Modifying Class Object

Ethan Furman ethan at stoneleaf.us
Sun Feb 14 18:41:59 EST 2010


Steve Howell wrote:
> On Feb 14, 7:11 am, Steven D'Aprano <st... at REMOVE-THIS-
> cybersource.com.au> wrote:
> 
>>On Sat, 13 Feb 2010 23:45:47 -0800, Steve Howell wrote:
>>
>>>The term "pointer" is very abstract.  Please give me a concrete
>>>definition of a pointer.
>>
>>A programming language data type whose value directly specifies (or
>>"points to") another value which is stored elsewhere in the computer
>>memory.
>>
>>I quote from Wikipedia:
>>
>>http://en.wikipedia.org/wiki/Pointer_(computing)
>>
>>    [quote]
>>    A pointer is a simple, less abstracted implementation of the
>>    more abstracted reference data type
>>    [end quote]
>>
>>And later:
>>
>>    [quote]
>>    While "pointer" has been used to refer to references in
>>    general, it more properly applies to data structures whose
>>    interface explicitly allows the pointer to be manipulated
>>    (arithmetically via pointer arithmetic) as a memory
>>    address...
>>    [end quote]
>>
>>And again:
>>
>>    [quote]
>>    A memory pointer (or just pointer) is a primitive, the value
>>    of which is intended to be used as a memory address; it is said
>>    that a pointer points to a memory address.

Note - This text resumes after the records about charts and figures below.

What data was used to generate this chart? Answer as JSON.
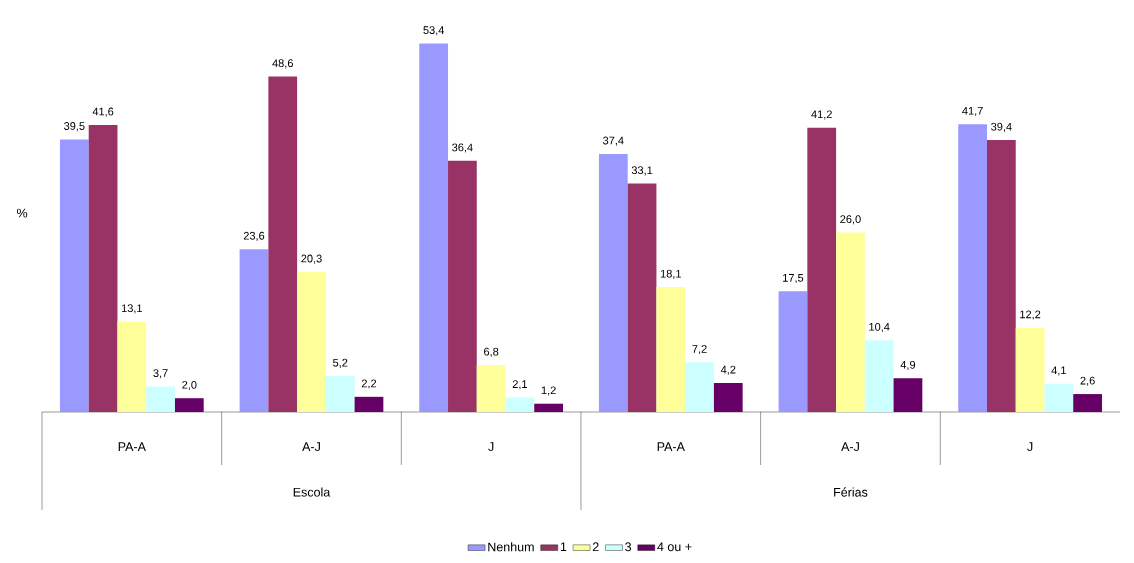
{
  "chart_data": {
    "type": "bar",
    "ylabel": "%",
    "categories": [
      "PA-A",
      "A-J",
      "J",
      "PA-A",
      "A-J",
      "J"
    ],
    "annotations": [
      "Escola",
      "Férias"
    ],
    "legend": "bottom",
    "series": [
      {
        "name": "Nenhum",
        "color": "#9999ff",
        "values": [
          39.5,
          23.6,
          53.4,
          37.4,
          17.5,
          41.7
        ],
        "value_labels": [
          "39,5",
          "23,6",
          "53,4",
          "37,4",
          "17,5",
          "41,7"
        ]
      },
      {
        "name": "1",
        "color": "#993366",
        "values": [
          41.6,
          48.6,
          36.4,
          33.1,
          41.2,
          39.4
        ],
        "value_labels": [
          "41,6",
          "48,6",
          "36,4",
          "33,1",
          "41,2",
          "39,4"
        ]
      },
      {
        "name": "2",
        "color": "#ffff99",
        "values": [
          13.1,
          20.3,
          6.8,
          18.1,
          26.0,
          12.2
        ],
        "value_labels": [
          "13,1",
          "20,3",
          "6,8",
          "18,1",
          "26,0",
          "12,2"
        ]
      },
      {
        "name": "3",
        "color": "#ccffff",
        "values": [
          3.7,
          5.2,
          2.1,
          7.2,
          10.4,
          4.1
        ],
        "value_labels": [
          "3,7",
          "5,2",
          "2,1",
          "7,2",
          "10,4",
          "4,1"
        ]
      },
      {
        "name": "4 ou +",
        "color": "#660066",
        "values": [
          2.0,
          2.2,
          1.2,
          4.2,
          4.9,
          2.6
        ],
        "value_labels": [
          "2,0",
          "2,2",
          "1,2",
          "4,2",
          "4,9",
          "2,6"
        ]
      }
    ]
  }
}
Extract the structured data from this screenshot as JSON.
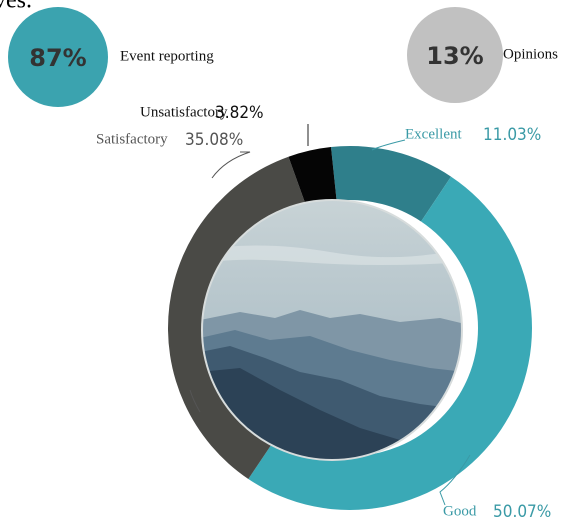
{
  "header": {
    "fragment": "ves."
  },
  "chart_data": {
    "type": "donut",
    "summary": [
      {
        "value": 87,
        "value_label": "87%",
        "name": "Event reporting",
        "color": "#3ba3af"
      },
      {
        "value": 13,
        "value_label": "13%",
        "name": "Opinions",
        "color": "#c1c1c1"
      }
    ],
    "categories": [
      "Excellent",
      "Good",
      "Satisfactory",
      "Unsatisfactory"
    ],
    "values": [
      11.03,
      50.07,
      35.08,
      3.82
    ],
    "value_labels": [
      "11.03%",
      "50.07%",
      "35.08%",
      "3.82%"
    ],
    "colors": [
      "#2f7f8b",
      "#3aa9b6",
      "#4a4a46",
      "#050505"
    ],
    "label_colors": [
      "#3a9aa6",
      "#3a9aa6",
      "#555555",
      "#111111"
    ]
  }
}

It is also said that
>>    a pointer points to a datum [in memory] when the pointer's value
>>    is the datum's memory address.
>>
>>    More generally, a pointer is a kind of reference, and it is said
>>    that a pointer references a datum stored somewhere in memory; to
>>    obtain that datum is to dereference the pointer. The feature that
>>    separates pointers from other kinds of reference is that a
>>    pointer's value is meant to be interpreted as a memory address,
>>    which is a rather 'low-level' concept.
>>    [end quote]
>>
>>
>>>A curly brace is one of these: { }
>>
>>>Pretty concrete, I hope.
>>
>>But { and } are glyphs in some typeface. Chances are that what you see,
>>and what I see, are quite different, and whatever pixels we see, the
>>compiler sees something radically different: two abstract characters
>>implemented in some concrete fashion, but that concrete fashion is a mere
>>implementation detail. They could be implemented as bytes x7b and x7d, or
>>as four-byte sequences x0000007b and x0000007d for UTF-32, or who knows
>>what in some other system. So the *concrete* representation of the curly
>>brace varies according to the system.
>>
>>From that, it's not a difficult leap to say that Pascal's BEGIN and END
>>key words are mere alternate spellings of the abstract "open curly brace"
>>and "close curly brace" with different concrete representations, and from
>>that it's a small step to say that the INDENT and DEDENT tokens seen by
>>the Python compiler (but absent from Python source code!) are too.
>>
> 
> 
> Thanks.  It's a useful analogy; I think I understand your point
> better.  I've been bouncing around between Python and Javascript a lot
> lately, so your analogy resonates with me.  There are many times when
> I find myself simply respelling things like begin/end, and those
> respellings to me almost make me think of Python and Javascript as
> different dialects of an underlying language.  Of course, there are
> other places where the languages differ more substantively, too.
> 
> Going back to pointers vs. references, I think the key distinction
> being made is that pointers allow specific memory manipulation,
> although I think even there you're really just dealing with
> abstractions.  The address 0x78F394D2 is a little bit closer to the
> machine than, say, the 42nd element of a Python list, but they are
> both just abstractions on top of underlying machines, whether the
> machines are virtual, electronic circuits, vacuum tubes, whatever.
> You can add 6 to 42 and get the 48th object, but its Python's
> convention not to call the 48th object a memory address or expose a
> reference to it as a pointer.  If I want to pass along the reference
> to the 48th element of a list as the slot to be updated (i.e. with the
> intention to actually mutate the list itself), then I need a tuple
> like (lst, 48).
> 

I think that's the key right there -- if 48 was really a pointer, you 
wouldn't need to pass lst in as 48 would in fact be the memory address 
of the object you wanted to manipulate.